All that has added up to a No. 13 ranking and a trip to New York, where she will take on seventh-seeded Anna Kournikova in the opening round of the final championships. The tournament moves next year to Munich, Germany.

"I am just happy that I was able to play the last year that it will be there," Capriati said. "It has had many good years at the Garden.

"I am pretty excited about it. Obviously I have made some good progress and made some accomplishments to be able to qualify for this year."

Ten years ago, Capriati, then just 14, became the youngest Grand Slam semifinalist in history at the French Open and the youngest player to be ranked in the Top 10. Her Madison Square Garden stay that year was brief, dropping a tough three-setter to Steffi Graf in the opening round.

"I remember I had a couple of close matches," Capriati said. "I always seemed to play Steffi there."

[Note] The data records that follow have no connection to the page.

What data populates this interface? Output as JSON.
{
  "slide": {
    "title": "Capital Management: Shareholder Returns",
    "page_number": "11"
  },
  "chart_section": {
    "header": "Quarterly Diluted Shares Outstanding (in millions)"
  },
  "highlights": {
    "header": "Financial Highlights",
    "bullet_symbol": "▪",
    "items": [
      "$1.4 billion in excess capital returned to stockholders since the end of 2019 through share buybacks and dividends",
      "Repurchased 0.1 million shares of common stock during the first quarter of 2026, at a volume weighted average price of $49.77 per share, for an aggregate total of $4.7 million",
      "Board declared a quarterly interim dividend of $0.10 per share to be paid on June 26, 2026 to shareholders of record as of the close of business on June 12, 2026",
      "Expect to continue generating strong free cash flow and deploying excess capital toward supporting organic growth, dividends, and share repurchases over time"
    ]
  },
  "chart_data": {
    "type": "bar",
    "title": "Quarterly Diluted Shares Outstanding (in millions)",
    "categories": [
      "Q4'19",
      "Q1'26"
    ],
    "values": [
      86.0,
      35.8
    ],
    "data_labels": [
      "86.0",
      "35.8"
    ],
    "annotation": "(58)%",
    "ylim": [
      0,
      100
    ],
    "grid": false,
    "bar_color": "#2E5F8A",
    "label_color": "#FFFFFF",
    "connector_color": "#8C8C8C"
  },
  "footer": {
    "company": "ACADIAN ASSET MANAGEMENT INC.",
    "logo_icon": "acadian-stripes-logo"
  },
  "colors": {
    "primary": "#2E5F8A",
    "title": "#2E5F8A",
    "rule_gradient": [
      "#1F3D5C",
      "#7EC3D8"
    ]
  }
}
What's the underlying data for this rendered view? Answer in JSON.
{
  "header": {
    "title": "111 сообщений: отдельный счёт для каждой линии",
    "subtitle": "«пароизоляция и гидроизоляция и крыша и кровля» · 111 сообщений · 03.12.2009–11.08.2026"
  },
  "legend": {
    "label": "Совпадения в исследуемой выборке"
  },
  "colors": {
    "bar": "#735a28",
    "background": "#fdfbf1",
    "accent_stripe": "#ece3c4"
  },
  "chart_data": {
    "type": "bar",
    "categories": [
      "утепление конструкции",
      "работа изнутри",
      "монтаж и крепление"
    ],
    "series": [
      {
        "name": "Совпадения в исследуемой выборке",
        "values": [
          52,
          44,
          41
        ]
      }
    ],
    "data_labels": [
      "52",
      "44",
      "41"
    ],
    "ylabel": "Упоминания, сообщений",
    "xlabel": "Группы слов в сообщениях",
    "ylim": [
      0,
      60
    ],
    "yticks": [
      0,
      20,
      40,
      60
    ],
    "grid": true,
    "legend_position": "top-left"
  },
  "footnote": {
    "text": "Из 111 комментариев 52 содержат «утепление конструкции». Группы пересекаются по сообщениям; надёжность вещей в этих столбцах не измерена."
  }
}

The next two years - 1991 and 1992 - Capriati lost in the quarterfinals to Gabriela Sabatini.

Graf and Sabatini are retired, and the 16-player field this year was rocked with five injury withdrawals, including Wimbledon and U.S. Open champion Venus Williams, her sister Serena Williams and French Open winner Mary Pierce.

"For me, it makes it more challenging, more exciting," Capriati said. "But there are still many other great players, the hot players, I think."

Lindsay Davenport is the hottest of all after knocking off top-seeded Martina Hingis 7-6 (7), 6-4 today to win the Advanta Championships in Philadelphia. Davenport will be seeded second, behind Hingis, as she begins the defense of her Chase Championships title.

In their first-round matches in the dlrs 2 million tournament, Hingis will face Julie Halard-Decugis of France and Davenport will take on Elena Dementieva, one of two young Russians in the elite field.

The weeklong tournament gets under way Monday night, when fourth-seeded Conchita Martinez of Spain plays Elena Likhovtseva of Russia, followed by another Spaniard, No. 5 Arantxa Sanchez-Vicario, against Kim Clijsters of Belgium.

Other first-round pairings pit No. 3 Monica Seles of the United States against Sandrine Testud of France, No. 6 Nathalie Tauziat of france against Amy Frazier of the United States, and another American, No. 8 Chanda Rubin, against Amanda Coetzer of South Africa.

The singles winner will collect $500,000, with $250,000 going to the losing finalist. First-round losers will pocket $30,000.

The tournament will also feature the top eight doubles teams.